If you like ‘mui choy kau yoke‘, try make this steam pao– I promise it won’t disappoint you. The plain pao wrapping balances the rich taste of the filling. I tried ‘mui choy kau yoke‘ with ‘siew pao’ baked pastry version, and it was good… but steamed pao matches the flavor even better!
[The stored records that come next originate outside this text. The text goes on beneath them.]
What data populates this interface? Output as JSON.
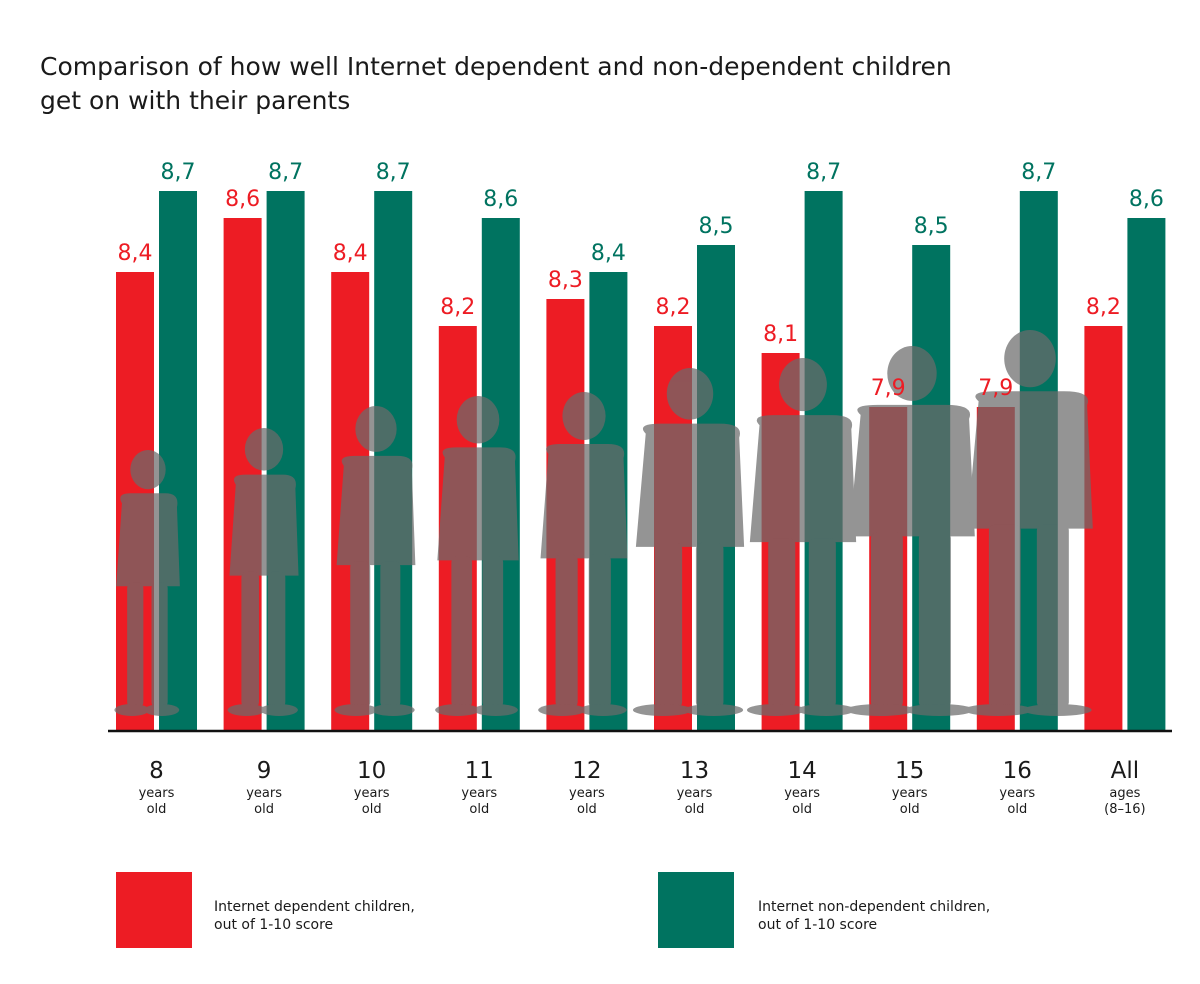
{
  "title_lines": [
    "Comparison of how well Internet dependent and non-dependent children",
    "get on with their parents"
  ],
  "colors": {
    "dependent": "#ed1c24",
    "non_dependent": "#007360",
    "silhouette": "#6b6b6b",
    "axis": "#111111"
  },
  "chart_data": {
    "type": "bar",
    "title": "Comparison of how well Internet dependent and non-dependent children get on with their parents",
    "categories": [
      {
        "main": "8",
        "sub1": "years",
        "sub2": "old"
      },
      {
        "main": "9",
        "sub1": "years",
        "sub2": "old"
      },
      {
        "main": "10",
        "sub1": "years",
        "sub2": "old"
      },
      {
        "main": "11",
        "sub1": "years",
        "sub2": "old"
      },
      {
        "main": "12",
        "sub1": "years",
        "sub2": "old"
      },
      {
        "main": "13",
        "sub1": "years",
        "sub2": "old"
      },
      {
        "main": "14",
        "sub1": "years",
        "sub2": "old"
      },
      {
        "main": "15",
        "sub1": "years",
        "sub2": "old"
      },
      {
        "main": "16",
        "sub1": "years",
        "sub2": "old"
      },
      {
        "main": "All",
        "sub1": "ages",
        "sub2": "(8–16)"
      }
    ],
    "series": [
      {
        "key": "dependent",
        "values": [
          8.4,
          8.6,
          8.4,
          8.2,
          8.3,
          8.2,
          8.1,
          7.9,
          7.9,
          8.2
        ],
        "labels": [
          "8,4",
          "8,6",
          "8,4",
          "8,2",
          "8,3",
          "8,2",
          "8,1",
          "7,9",
          "7,9",
          "8,2"
        ]
      },
      {
        "key": "non_dependent",
        "values": [
          8.7,
          8.7,
          8.7,
          8.6,
          8.4,
          8.5,
          8.7,
          8.5,
          8.7,
          8.6
        ],
        "labels": [
          "8,7",
          "8,7",
          "8,7",
          "8,6",
          "8,4",
          "8,5",
          "8,7",
          "8,5",
          "8,7",
          "8,6"
        ]
      }
    ],
    "ylim": [
      6.7,
      8.7
    ],
    "grid": false,
    "legend_position": "bottom"
  },
  "legend": {
    "dependent": [
      "Internet dependent children,",
      "out of 1-10 score"
    ],
    "non_dependent": [
      "Internet non-dependent children,",
      "out of 1-10 score"
    ]
  }
}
As far as the pao dough, this is my first attempt and I find it not difficult at all. Just like any other yeast/leavened dough, it just takes some time to rise. Steaming is quick and the pleating part is fun; it’s much easier to pleat leavened dough than the pastry dough for making ‘siew pao’ (pastry dough tends to shrink back and thus requires really good pinching and sealing skills). I used unbleached all-purpose flour so my pao’s are not snow white like those selling at dim sum places, with a pale yellow look on the outside. Anyhow, this experiment boost up my confidence of making steam pao’s. I’m sure I’ll be making steam pao’s more often in the future.

'Mui Choy Kau Yoke' Pao

'Mui Choy Kau Yoke' Pao

‘Mui Choy Kau Yoke’ Pao Recipe (makes 24 pieces, about 3.5″ diameter each)

Ingredients:

for filling:
Mui Choy Kau Yoke— cut the meat into smaller pieces, and add more cornstarch water to thicken the sauce to a gluey stage. Cool completely before use.

for dough:
1/4 cup sugar
1 3/4 cup warm water
3/4 tsp dry yeast
6 cups all-purpose flour
1 tbsp baking powder
2 tbsp shortening

24 parchment paper– cut into 4″x4″

Method:

  1. Dissolve sugar in warm water (use microwave to speed up dissolving if desired). Sprinkle yeast and gently stir a couple of times. Let it stand for 10 minutes until the yeast floats to the top and becomes foamy.
  2. Sift flour and baking powder into a big bowl. Add in shortening and yeast mixture and mix well. Add more water if the dough is too dry; add more flour if the dough is too moist.
  3. Transfer dough onto a work surface and hand knead until smooth– I kneaded for 10-15 minutes.
  4. Place the dough back to the big bowl and cover with plastic wrap. Let the dough rise in a warm place until trippled in bulk.
  5. Gently knead the dough a few time to get rid of air pockets, then roll it into a long log. Divide into 24 equal portion.
  6. For each small dough, first roll it to a round ball then flatten it with your palm. Roll it out to a round circle using a rolling pin (thinner around the edge while thicker dough towards the center). Scoop in about 2 tbsp filling then pleat to seal the opening. Repeat with the remaining dough and filling. Rest pleated pao on parchment paper, and let it rest 10-30 minutes (no more than 30 minutes or the pao might collapse after steaming).
  7. Place rested pao loosely (pao will expand to double size during steaming) on a steamer tray with holes. Steam on high heat over rapid boiling water for 10 minutes. (Always steam pao over boiling water on high heat. otherwise the pao will taste doughy and sticky).

Comparison of size-- before steaming (right) and after steaming (left)

Comparison of size-- before steaming (right) and after steaming (left).

After steaming, the pao is the size of my palm (about 4 inches across).

After steaming, the pao is the size of my palm (about 3.5 inches across).